Angeregt durch den Club of Rome-Bericht zu den „Grenzen des Wachstums“ und den sich anbahnenden ökologischen Zukunftsproblemen entstand Erlers fünfteilige Science-Thriller-Reihe „Das blaue Palais” (1974-1976) über eine Forschergruppe und deren Auseinandersetzung mit industrieller Profitgier und persönlicher Geltungssucht. Erlers Plädoyer für eine neue Wirtschafts- und Wissenschafts-Ethik war wichtig für die breite ökologische Diskussion in Deutschland, lange bevor es die Partei der Grünen gab.
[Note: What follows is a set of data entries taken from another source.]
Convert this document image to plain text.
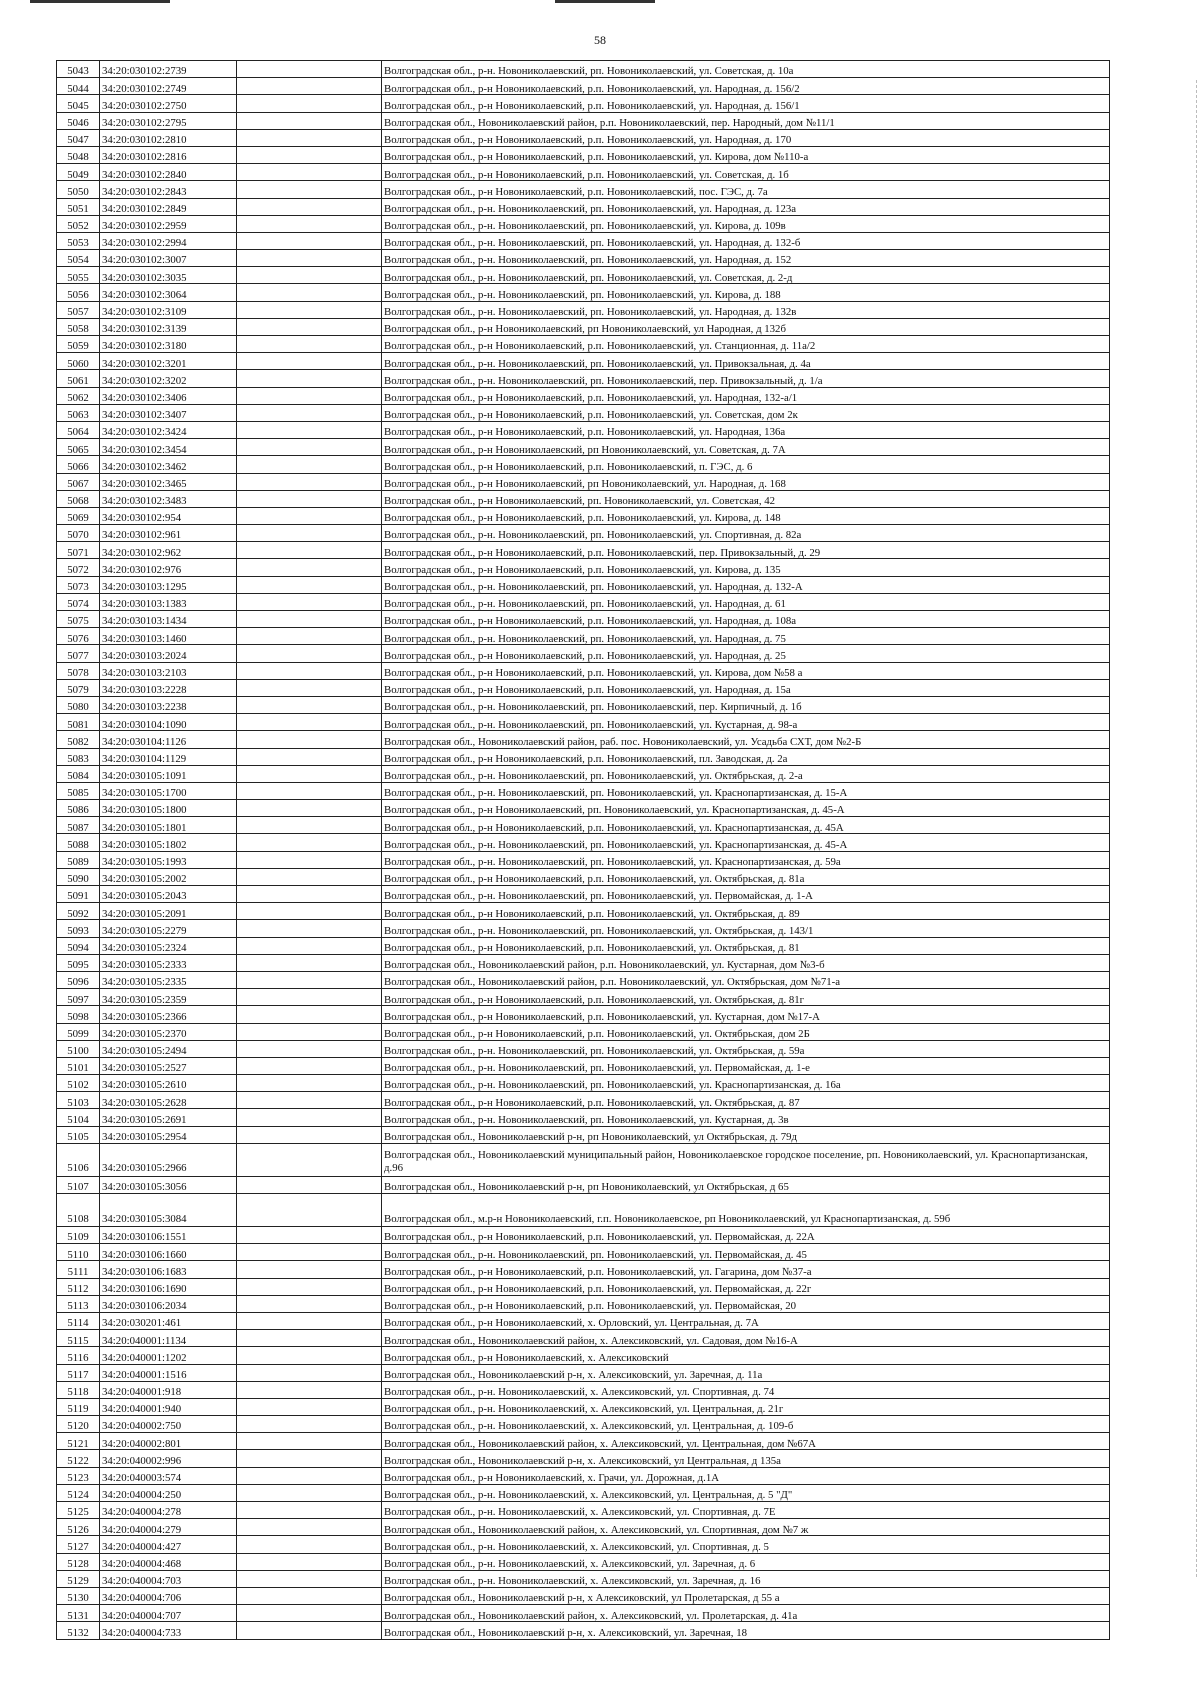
58
5043	34:20:030102:2739		Волгоградская обл., р-н. Новониколаевский, рп. Новониколаевский, ул. Советская, д. 10а
5044	34:20:030102:2749		Волгоградская обл., р-н Новониколаевский, р.п. Новониколаевский, ул. Народная, д. 156/2
5045	34:20:030102:2750		Волгоградская обл., р-н Новониколаевский, р.п. Новониколаевский, ул. Народная, д. 156/1
5046	34:20:030102:2795		Волгоградская обл., Новониколаевский район, р.п. Новониколаевский, пер. Народный, дом №11/1
5047	34:20:030102:2810		Волгоградская обл., р-н Новониколаевский, р.п. Новониколаевский, ул. Народная, д. 170
5048	34:20:030102:2816		Волгоградская обл., р-н Новониколаевский, р.п. Новониколаевский, ул. Кирова, дом №110-а
5049	34:20:030102:2840		Волгоградская обл., р-н Новониколаевский, р.п. Новониколаевский, ул. Советская, д. 1б
5050	34:20:030102:2843		Волгоградская обл., р-н Новониколаевский, р.п. Новониколаевский, пос. ГЭС, д. 7а
5051	34:20:030102:2849		Волгоградская обл., р-н. Новониколаевский, рп. Новониколаевский, ул. Народная, д. 123а
5052	34:20:030102:2959		Волгоградская обл., р-н. Новониколаевский, рп. Новониколаевский, ул. Кирова, д. 109в
5053	34:20:030102:2994		Волгоградская обл., р-н. Новониколаевский, рп. Новониколаевский, ул. Народная, д. 132-б
5054	34:20:030102:3007		Волгоградская обл., р-н. Новониколаевский, рп. Новониколаевский, ул. Народная, д. 152
5055	34:20:030102:3035		Волгоградская обл., р-н. Новониколаевский, рп. Новониколаевский, ул. Советская, д. 2-д
5056	34:20:030102:3064		Волгоградская обл., р-н. Новониколаевский, рп. Новониколаевский, ул. Кирова, д. 188
5057	34:20:030102:3109		Волгоградская обл., р-н. Новониколаевский, рп. Новониколаевский, ул. Народная, д. 132в
5058	34:20:030102:3139		Волгоградская обл., р-н Новониколаевский, рп Новониколаевский, ул Народная, д 132б
5059	34:20:030102:3180		Волгоградская обл., р-н Новониколаевский, р.п. Новониколаевский, ул. Станционная, д. 11а/2
5060	34:20:030102:3201		Волгоградская обл., р-н. Новониколаевский, рп. Новониколаевский, ул. Привокзальная, д. 4а
5061	34:20:030102:3202		Волгоградская обл., р-н. Новониколаевский, рп. Новониколаевский, пер. Привокзальный, д. 1/а
5062	34:20:030102:3406		Волгоградская обл., р-н Новониколаевский, р.п. Новониколаевский, ул. Народная, 132-а/1
5063	34:20:030102:3407		Волгоградская обл., р-н Новониколаевский, р.п. Новониколаевский, ул. Советская, дом 2к
5064	34:20:030102:3424		Волгоградская обл., р-н Новониколаевский, р.п. Новониколаевский, ул. Народная, 136а
5065	34:20:030102:3454		Волгоградская обл., р-н Новониколаевский, рп Новониколаевский, ул. Советская, д. 7А
5066	34:20:030102:3462		Волгоградская обл., р-н Новониколаевский, р.п. Новониколаевский, п. ГЭС, д. 6
5067	34:20:030102:3465		Волгоградская обл., р-н Новониколаевский, рп Новониколаевский, ул. Народная, д. 168
5068	34:20:030102:3483		Волгоградская обл., р-н Новониколаевский, рп. Новониколаевский, ул. Советская, 42
5069	34:20:030102:954		Волгоградская обл., р-н Новониколаевский, р.п. Новониколаевский, ул. Кирова, д. 148
5070	34:20:030102:961		Волгоградская обл., р-н. Новониколаевский, рп. Новониколаевский, ул. Спортивная, д. 82а
5071	34:20:030102:962		Волгоградская обл., р-н Новониколаевский, р.п. Новониколаевский, пер. Привокзальный, д. 29
5072	34:20:030102:976		Волгоградская обл., р-н Новониколаевский, р.п. Новониколаевский, ул. Кирова, д. 135
5073	34:20:030103:1295		Волгоградская обл., р-н. Новониколаевский, рп. Новониколаевский, ул. Народная, д. 132-А
5074	34:20:030103:1383		Волгоградская обл., р-н. Новониколаевский, рп. Новониколаевский, ул. Народная, д. 61
5075	34:20:030103:1434		Волгоградская обл., р-н Новониколаевский, р.п. Новониколаевский, ул. Народная, д. 108а
5076	34:20:030103:1460		Волгоградская обл., р-н. Новониколаевский, рп. Новониколаевский, ул. Народная, д. 75
5077	34:20:030103:2024		Волгоградская обл., р-н Новониколаевский, р.п. Новониколаевский, ул. Народная, д. 25
5078	34:20:030103:2103		Волгоградская обл., р-н Новониколаевский, р.п. Новониколаевский, ул. Кирова, дом №58 а
5079	34:20:030103:2228		Волгоградская обл., р-н Новониколаевский, р.п. Новониколаевский, ул. Народная, д. 15а
5080	34:20:030103:2238		Волгоградская обл., р-н. Новониколаевский, рп. Новониколаевский, пер. Кирпичный, д. 1б
5081	34:20:030104:1090		Волгоградская обл., р-н. Новониколаевский, рп. Новониколаевский, ул. Кустарная, д. 98-а
5082	34:20:030104:1126		Волгоградская обл., Новониколаевский район, раб. пос. Новониколаевский, ул. Усадьба СХТ, дом №2-Б
5083	34:20:030104:1129		Волгоградская обл., р-н Новониколаевский, р.п. Новониколаевский, пл. Заводская, д. 2а
5084	34:20:030105:1091		Волгоградская обл., р-н. Новониколаевский, рп. Новониколаевский, ул. Октябрьская, д. 2-а
5085	34:20:030105:1700		Волгоградская обл., р-н. Новониколаевский, рп. Новониколаевский, ул. Краснопартизанская, д. 15-А
5086	34:20:030105:1800		Волгоградская обл., р-н Новониколаевский, рп. Новониколаевский, ул. Краснопартизанская, д. 45-А
5087	34:20:030105:1801		Волгоградская обл., р-н Новониколаевский, р.п. Новониколаевский, ул. Краснопартизанская, д. 45А
5088	34:20:030105:1802		Волгоградская обл., р-н. Новониколаевский, рп. Новониколаевский, ул. Краснопартизанская, д. 45-А
5089	34:20:030105:1993		Волгоградская обл., р-н. Новониколаевский, рп. Новониколаевский, ул. Краснопартизанская, д. 59а
5090	34:20:030105:2002		Волгоградская обл., р-н Новониколаевский, р.п. Новониколаевский, ул. Октябрьская, д. 81а
5091	34:20:030105:2043		Волгоградская обл., р-н. Новониколаевский, рп. Новониколаевский, ул. Первомайская, д. 1-А
5092	34:20:030105:2091		Волгоградская обл., р-н Новониколаевский, р.п. Новониколаевский, ул. Октябрьская, д. 89
5093	34:20:030105:2279		Волгоградская обл., р-н. Новониколаевский, рп. Новониколаевский, ул. Октябрьская, д. 143/1
5094	34:20:030105:2324		Волгоградская обл., р-н Новониколаевский, р.п. Новониколаевский, ул. Октябрьская, д. 81
5095	34:20:030105:2333		Волгоградская обл., Новониколаевский район, р.п. Новониколаевский, ул. Кустарная, дом №3-б
5096	34:20:030105:2335		Волгоградская обл., Новониколаевский район, р.п. Новониколаевский, ул. Октябрьская, дом №71-а
5097	34:20:030105:2359		Волгоградская обл., р-н Новониколаевский, р.п. Новониколаевский, ул. Октябрьская, д. 81г
5098	34:20:030105:2366		Волгоградская обл., р-н Новониколаевский, р.п. Новониколаевский, ул. Кустарная, дом №17-А
5099	34:20:030105:2370		Волгоградская обл., р-н Новониколаевский, р.п. Новониколаевский, ул. Октябрьская, дом 2Б
5100	34:20:030105:2494		Волгоградская обл., р-н. Новониколаевский, рп. Новониколаевский, ул. Октябрьская, д. 59а
5101	34:20:030105:2527		Волгоградская обл., р-н. Новониколаевский, рп. Новониколаевский, ул. Первомайская, д. 1-е
5102	34:20:030105:2610		Волгоградская обл., р-н. Новониколаевский, рп. Новониколаевский, ул. Краснопартизанская, д. 16а
5103	34:20:030105:2628		Волгоградская обл., р-н Новониколаевский, р.п. Новониколаевский, ул. Октябрьская, д. 87
5104	34:20:030105:2691		Волгоградская обл., р-н. Новониколаевский, рп. Новониколаевский, ул. Кустарная, д. 3в
5105	34:20:030105:2954		Волгоградская обл., Новониколаевский р-н, рп Новониколаевский, ул Октябрьская, д. 79д
5106	34:20:030105:2966		Волгоградская обл., Новониколаевский муниципальный район, Новониколаевское городское поселение, рп. Новониколаевский, ул. Краснопартизанская, д.96
5107	34:20:030105:3056		Волгоградская обл., Новониколаевский р-н, рп Новониколаевский, ул Октябрьская, д 65
5108	34:20:030105:3084		Волгоградская обл., м.р-н Новониколаевский, г.п. Новониколаевское, рп Новониколаевский, ул Краснопартизанская, д. 59б
5109	34:20:030106:1551		Волгоградская обл., р-н Новониколаевский, р.п. Новониколаевский, ул. Первомайская, д. 22А
5110	34:20:030106:1660		Волгоградская обл., р-н. Новониколаевский, рп. Новониколаевский, ул. Первомайская, д. 45
5111	34:20:030106:1683		Волгоградская обл., р-н Новониколаевский, р.п. Новониколаевский, ул. Гагарина, дом №37-а
5112	34:20:030106:1690		Волгоградская обл., р-н Новониколаевский, р.п. Новониколаевский, ул. Первомайская, д. 22г
5113	34:20:030106:2034		Волгоградская обл., р-н Новониколаевский, р.п. Новониколаевский, ул. Первомайская, 20
5114	34:20:030201:461		Волгоградская обл., р-н Новониколаевский, х. Орловский, ул. Центральная, д. 7А
5115	34:20:040001:1134		Волгоградская обл., Новониколаевский район, х. Алексиковский, ул. Садовая, дом №16-А
5116	34:20:040001:1202		Волгоградская обл., р-н Новониколаевский, х. Алексиковский
5117	34:20:040001:1516		Волгоградская обл., Новониколаевский р-н, х. Алексиковский, ул. Заречная, д. 11а
5118	34:20:040001:918		Волгоградская обл., р-н. Новониколаевский, х. Алексиковский, ул. Спортивная, д. 74
5119	34:20:040001:940		Волгоградская обл., р-н. Новониколаевский, х. Алексиковский, ул. Центральная, д. 21г
5120	34:20:040002:750		Волгоградская обл., р-н. Новониколаевский, х. Алексиковский, ул. Центральная, д. 109-б
5121	34:20:040002:801		Волгоградская обл., Новониколаевский район, х. Алексиковский, ул. Центральная, дом №67А
5122	34:20:040002:996		Волгоградская обл., Новониколаевский р-н, х. Алексиковский, ул Центральная, д 135а
5123	34:20:040003:574		Волгоградская обл., р-н Новониколаевский, х. Грачи, ул. Дорожная, д.1А
5124	34:20:040004:250		Волгоградская обл., р-н. Новониколаевский, х. Алексиковский, ул. Центральная, д. 5 "Д"
5125	34:20:040004:278		Волгоградская обл., р-н. Новониколаевский, х. Алексиковский, ул. Спортивная, д. 7Е
5126	34:20:040004:279		Волгоградская обл., Новониколаевский район, х. Алексиковский, ул. Спортивная, дом №7 ж
5127	34:20:040004:427		Волгоградская обл., р-н. Новониколаевский, х. Алексиковский, ул. Спортивная, д. 5
5128	34:20:040004:468		Волгоградская обл., р-н. Новониколаевский, х. Алексиковский, ул. Заречная, д. 6
5129	34:20:040004:703		Волгоградская обл., р-н. Новониколаевский, х. Алексиковский, ул. Заречная, д. 16
5130	34:20:040004:706		Волгоградская обл., Новониколаевский р-н, х Алексиковский, ул Пролетарская, д 55 а
5131	34:20:040004:707		Волгоградская обл., Новониколаевский район, х. Алексиковский, ул. Пролетарская, д. 41а
5132	34:20:040004:733		Волгоградская обл., Новониколаевский р-н, х. Алексиковский, ул. Заречная, 18
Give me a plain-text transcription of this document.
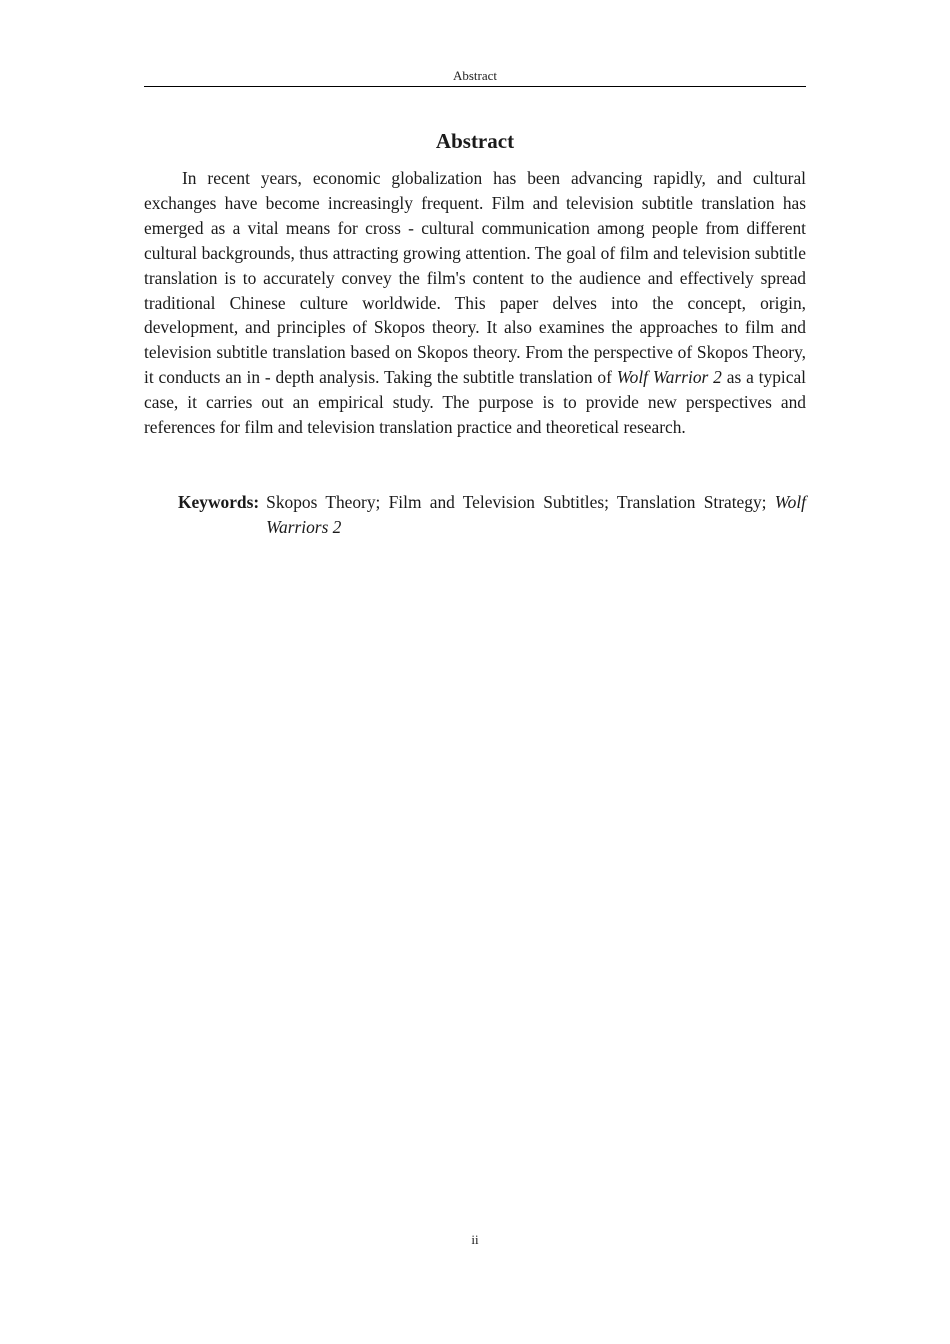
Abstract
Abstract

In recent years, economic globalization has been advancing rapidly, and cultural exchanges have become increasingly frequent. Film and television subtitle translation has emerged as a vital means for cross - cultural communication among people from different cultural backgrounds, thus attracting growing attention. The goal of film and television subtitle translation is to accurately convey the film's content to the audience and effectively spread traditional Chinese culture worldwide. This paper delves into the concept, origin, development, and principles of Skopos theory. It also examines the approaches to film and television subtitle translation based on Skopos theory. From the perspective of Skopos Theory, it conducts an in - depth analysis. Taking the subtitle translation of Wolf Warrior 2 as a typical case, it carries out an empirical study. The purpose is to provide new perspectives and references for film and television translation practice and theoretical research.

Keywords: Skopos Theory; Film and Television Subtitles; Translation Strategy; Wolf Warriors 2
ii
In der Mischung aus Thriller und Aufklärungsfilm machte er ein Millionenpublikum mit wissenschaftlichen und ökologischen Themen vertraut. Und dies in spannender Erzählung, mit irritierender Bildsprache, starken Figuren, die keine Helden (mehr) sind und bei allem wissenschaftlichen Erkenntnisinteresse nicht wirklich Lösungen bieten. Die gibt es nur in den vereinfachten Genreformen des Unterhaltungskinos, zu dem sich Erler zwar formal, aber nicht in der thematischen Vereinfachung bekennt. Trotz knapper Budgets atmen seine Filme in der intelligenten Adaption von Genreversatzstücken stets etwas von (erheblich teureren) Hollywood-Filmen.

Filme wie „Plutonium” (1978) über verschwundenes, hochangereichertes Spaltmaterial, „Das schöne Ende dieser Welt” (1983) über die fragwürdigen Machenschaften europäischer Chemiekonzerne in Afrika, „Operation Ganymed” (1977) über eine Weltraummission, die zu einer verwüsteten Erde zurückkehrt, „Fleisch” (1979) über die skrupellosen Methoden von Organhändlern und „Die Kaltenbach Papiere” (1990) über ein Intrigenspiel um nukleare Sprengsätze waren einprägsame Erkundungen zu Moral und ihrer fehlenden gesellschaftlichen Verankerung. Man müsse nur „extrapolieren”, erläutert Rainer Erler seine Erkenntnis-Methode, in der zuweilen schonungslos die Krisenszenarien zutage treten: „Wer sich informiert, die Facts kennt und dann hochrechnet, kommt zu solchen Ergebnissen”, erläutert der Regisseur, der keineswegs ein Pessimist ist.

Viele der Science-Thriller Erlers sind inzwischen Kultfilme, werden aber relativ selten im TV gezeigt. Glücklicherweise liegen die meisten auf DVD vor. Einige Erler-Filme werden in einer kleinen Werkschau im Rahmen des Münchner Filmgipfels Moviecom518 zu sehen sein. Der außergewöhnliche Regisseur wird zudem in einer Lecture am 23.11. im Münchner HVB-Forum über sein Werk sprechen.